If, because of this collateral damage, or because his need for secrecy prevents him from developing deep friendships, the child acts out, he then adds to his burdens – causing even more consequences. Gibson believes the reported figure that 70 percent of children of an incarcerated parent will end up in the criminal justice system is not set in stone but she adds that whatever the statistic is, she would like to knock it down to 50 percent. “If incarceration is supposed to teach a lesson, it is teaching the wrong lesson. In reality, when they get out, there are no jobs and they can’t vote and then children have to keep paying the consequences. We need to help their children see another path. For some, there is already a negative track in their heads. When trouble comes, if they press the play button, then they are on a spiral down. They feel shame and think, ‘I’m not good enough.’”

Bernice Winthrop, a counselor at Amazing Grace, who was on the executive committee for Camp Amazing Grace in Maryland, a similar prison ministry camp, is one of many volunteers trying to change the path. “Children look at everything through a child’s eyes that is different than ours,” she says. “To them, bad people go to jail. Does that make their mom or dad bad? They don’t know how to react. “What Amazing Grace is trying to do, therefore, is recalibrate and teach them the world can be friendly and loving, that God made you to be loving, athletic and confident. Sometimes a parent has made a bad choice, but that doesn’t mean he or she can’t turn it around and do something good. If we ourselves made bad choices, we apologize and move on.”

In these years when a child is developing his own moral compass, the staff at Amazing Grace present some subtle lessons for guiding them on the right path. Each morning starts with a theme – then the children pair up and the lesson is reinforced the with a puppet show.  One theme is self-control; another gentleness.

Volunteer Joan Johnson, a retired United Methodist Pastor from Yarmouth Port, was in charge of the puppet shows this past season.

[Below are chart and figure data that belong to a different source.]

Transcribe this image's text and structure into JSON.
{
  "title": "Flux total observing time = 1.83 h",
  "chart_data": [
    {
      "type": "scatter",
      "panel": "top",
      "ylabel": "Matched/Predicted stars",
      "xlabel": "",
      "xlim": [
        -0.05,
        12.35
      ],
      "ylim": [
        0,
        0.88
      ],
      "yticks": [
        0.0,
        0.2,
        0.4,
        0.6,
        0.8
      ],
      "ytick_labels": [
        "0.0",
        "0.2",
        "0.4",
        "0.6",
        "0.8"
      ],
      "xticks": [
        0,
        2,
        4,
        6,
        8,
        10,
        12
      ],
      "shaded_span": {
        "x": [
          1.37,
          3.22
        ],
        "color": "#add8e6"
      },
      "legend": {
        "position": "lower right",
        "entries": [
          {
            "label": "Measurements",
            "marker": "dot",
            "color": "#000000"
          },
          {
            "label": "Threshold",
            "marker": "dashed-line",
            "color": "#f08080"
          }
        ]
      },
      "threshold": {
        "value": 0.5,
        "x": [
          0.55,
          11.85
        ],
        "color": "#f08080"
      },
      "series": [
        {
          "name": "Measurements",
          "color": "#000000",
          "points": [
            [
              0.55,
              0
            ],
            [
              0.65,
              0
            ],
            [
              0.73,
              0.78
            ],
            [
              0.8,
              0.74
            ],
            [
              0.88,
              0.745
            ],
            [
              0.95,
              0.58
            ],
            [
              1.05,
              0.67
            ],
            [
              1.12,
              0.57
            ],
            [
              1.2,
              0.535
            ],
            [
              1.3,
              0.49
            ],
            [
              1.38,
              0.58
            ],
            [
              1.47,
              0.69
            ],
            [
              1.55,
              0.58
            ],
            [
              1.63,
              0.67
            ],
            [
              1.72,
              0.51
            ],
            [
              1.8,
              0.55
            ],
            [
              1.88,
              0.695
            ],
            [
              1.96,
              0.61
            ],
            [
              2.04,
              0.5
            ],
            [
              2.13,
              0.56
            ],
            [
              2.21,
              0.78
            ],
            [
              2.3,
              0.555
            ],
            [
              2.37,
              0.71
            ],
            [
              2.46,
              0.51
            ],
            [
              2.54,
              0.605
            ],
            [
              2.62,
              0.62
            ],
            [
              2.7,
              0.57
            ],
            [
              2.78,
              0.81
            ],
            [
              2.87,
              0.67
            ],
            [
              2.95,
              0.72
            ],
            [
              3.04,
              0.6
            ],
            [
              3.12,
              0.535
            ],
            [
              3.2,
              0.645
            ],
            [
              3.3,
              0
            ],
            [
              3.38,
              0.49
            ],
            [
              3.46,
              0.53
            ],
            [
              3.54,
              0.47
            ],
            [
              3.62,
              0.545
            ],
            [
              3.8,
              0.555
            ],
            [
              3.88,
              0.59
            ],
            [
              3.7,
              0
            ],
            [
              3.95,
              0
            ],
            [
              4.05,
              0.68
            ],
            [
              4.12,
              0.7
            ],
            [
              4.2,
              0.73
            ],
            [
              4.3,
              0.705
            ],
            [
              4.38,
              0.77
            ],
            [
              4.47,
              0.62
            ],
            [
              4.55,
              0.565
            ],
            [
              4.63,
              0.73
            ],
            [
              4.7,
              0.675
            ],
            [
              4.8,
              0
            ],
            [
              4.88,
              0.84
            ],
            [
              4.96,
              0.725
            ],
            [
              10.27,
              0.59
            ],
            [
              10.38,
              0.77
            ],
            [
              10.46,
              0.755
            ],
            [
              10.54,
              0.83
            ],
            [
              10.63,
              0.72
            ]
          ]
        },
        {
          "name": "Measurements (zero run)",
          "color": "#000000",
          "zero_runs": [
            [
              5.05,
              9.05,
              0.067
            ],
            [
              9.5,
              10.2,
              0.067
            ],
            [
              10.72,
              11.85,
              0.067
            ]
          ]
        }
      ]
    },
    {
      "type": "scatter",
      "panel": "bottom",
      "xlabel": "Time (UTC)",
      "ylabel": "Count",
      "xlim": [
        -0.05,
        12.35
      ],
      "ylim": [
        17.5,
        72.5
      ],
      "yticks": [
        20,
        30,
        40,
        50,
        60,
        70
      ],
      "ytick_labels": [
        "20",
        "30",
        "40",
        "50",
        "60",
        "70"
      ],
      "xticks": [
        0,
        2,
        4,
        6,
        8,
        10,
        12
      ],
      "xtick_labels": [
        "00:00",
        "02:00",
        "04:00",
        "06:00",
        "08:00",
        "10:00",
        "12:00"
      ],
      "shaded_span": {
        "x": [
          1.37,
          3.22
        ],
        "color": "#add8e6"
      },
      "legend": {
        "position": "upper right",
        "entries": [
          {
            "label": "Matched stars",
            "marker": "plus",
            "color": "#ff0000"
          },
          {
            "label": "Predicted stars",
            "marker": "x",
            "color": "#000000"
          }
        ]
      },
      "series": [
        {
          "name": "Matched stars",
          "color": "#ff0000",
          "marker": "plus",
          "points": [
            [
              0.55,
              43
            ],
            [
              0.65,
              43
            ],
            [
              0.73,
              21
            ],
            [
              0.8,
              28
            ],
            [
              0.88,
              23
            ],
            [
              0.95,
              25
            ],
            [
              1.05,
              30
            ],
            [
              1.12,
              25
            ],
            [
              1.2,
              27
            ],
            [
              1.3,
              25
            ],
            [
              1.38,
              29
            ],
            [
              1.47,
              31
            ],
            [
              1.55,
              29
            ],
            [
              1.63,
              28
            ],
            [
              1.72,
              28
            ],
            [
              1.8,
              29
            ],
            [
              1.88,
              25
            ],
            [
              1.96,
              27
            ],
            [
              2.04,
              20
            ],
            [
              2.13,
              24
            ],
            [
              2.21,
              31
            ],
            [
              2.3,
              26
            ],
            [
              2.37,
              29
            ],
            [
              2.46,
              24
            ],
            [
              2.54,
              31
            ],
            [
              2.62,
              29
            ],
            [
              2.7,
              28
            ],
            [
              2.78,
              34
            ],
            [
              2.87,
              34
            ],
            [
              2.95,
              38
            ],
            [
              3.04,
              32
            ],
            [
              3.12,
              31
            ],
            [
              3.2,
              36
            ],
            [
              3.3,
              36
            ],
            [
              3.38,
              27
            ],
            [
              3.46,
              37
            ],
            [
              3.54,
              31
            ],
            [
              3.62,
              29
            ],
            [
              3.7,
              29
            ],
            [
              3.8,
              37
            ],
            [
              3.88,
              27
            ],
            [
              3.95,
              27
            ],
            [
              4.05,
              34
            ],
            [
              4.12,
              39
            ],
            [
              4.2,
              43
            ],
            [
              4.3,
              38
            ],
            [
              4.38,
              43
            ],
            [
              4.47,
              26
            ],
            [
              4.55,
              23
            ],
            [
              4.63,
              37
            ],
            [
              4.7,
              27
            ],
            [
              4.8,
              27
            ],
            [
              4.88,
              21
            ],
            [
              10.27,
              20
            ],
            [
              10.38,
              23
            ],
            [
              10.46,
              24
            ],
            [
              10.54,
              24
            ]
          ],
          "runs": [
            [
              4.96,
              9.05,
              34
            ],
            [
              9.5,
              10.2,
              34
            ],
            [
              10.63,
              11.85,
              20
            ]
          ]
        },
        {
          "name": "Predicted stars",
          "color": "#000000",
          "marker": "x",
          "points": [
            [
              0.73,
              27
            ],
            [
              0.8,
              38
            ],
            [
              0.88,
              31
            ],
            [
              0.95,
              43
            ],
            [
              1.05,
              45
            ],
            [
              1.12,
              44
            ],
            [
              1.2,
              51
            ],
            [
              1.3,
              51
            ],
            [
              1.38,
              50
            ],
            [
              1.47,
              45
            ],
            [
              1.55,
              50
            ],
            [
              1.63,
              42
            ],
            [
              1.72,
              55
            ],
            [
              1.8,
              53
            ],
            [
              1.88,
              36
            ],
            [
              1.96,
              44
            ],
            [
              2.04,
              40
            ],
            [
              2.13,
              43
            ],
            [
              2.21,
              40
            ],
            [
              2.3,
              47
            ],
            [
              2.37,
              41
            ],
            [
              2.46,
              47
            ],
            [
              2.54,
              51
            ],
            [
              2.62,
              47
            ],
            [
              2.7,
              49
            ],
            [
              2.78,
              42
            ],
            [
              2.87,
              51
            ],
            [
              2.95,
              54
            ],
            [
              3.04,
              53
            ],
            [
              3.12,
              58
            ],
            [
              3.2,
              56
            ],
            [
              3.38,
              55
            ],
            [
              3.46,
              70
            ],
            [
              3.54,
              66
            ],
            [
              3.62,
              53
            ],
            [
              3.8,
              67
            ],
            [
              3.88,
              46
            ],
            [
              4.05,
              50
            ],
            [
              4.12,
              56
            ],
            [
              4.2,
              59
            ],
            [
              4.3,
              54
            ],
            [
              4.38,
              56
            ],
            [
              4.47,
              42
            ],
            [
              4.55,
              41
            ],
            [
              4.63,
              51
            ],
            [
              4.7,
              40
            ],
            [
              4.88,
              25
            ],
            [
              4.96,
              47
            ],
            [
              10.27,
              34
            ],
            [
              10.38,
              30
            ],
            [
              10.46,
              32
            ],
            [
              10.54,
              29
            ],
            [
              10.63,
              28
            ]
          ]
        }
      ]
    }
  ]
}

She presented the children with two kinds of eggs, hard and soft-boiled. She invited them to catch these eggs, and all volunteered. Lesson: You don’t know who is hard- or soft-boiled, so we must treat all people with gentleness.  “These children,” she says, “are ready to be changed. They have a hunger for a choice of the right path to follow.”  By the end of the week the children themselves are able to verbalize what they had learned. Some noticed that the rules were stricter at camp. Many did not have rules at home. “Here the rules are quiet,“ one child said. “You don’t yell. Also, at camp, we have a bedtime – at home none.“

Though they found it hard to settle down to rules, many said they liked it now. They also liked eating “family style” because “you get to talk and eat rather than just getting food and watching TV.” Another path? A recalibration? A break in the cycle? Perhaps.

What can be known is that the week at Amazing Grace has the potential to push a child into positive possibilities – while providing a week of fun. Listen to 11-year-old “Anthony” who spent part of his day with his new friends walking the camp’s farm goats down a path. “We walked them, but sometimes they ran. They were triplet goats. One was not on a leash, but he stayed near the others. They could run very good and we ran and screamed and they ran and screamed baa. It was the best day of my life.” Corrected a friend, “But you said yesterday was the best day of your life.” Anthony was adamant. “Well today is another best day.”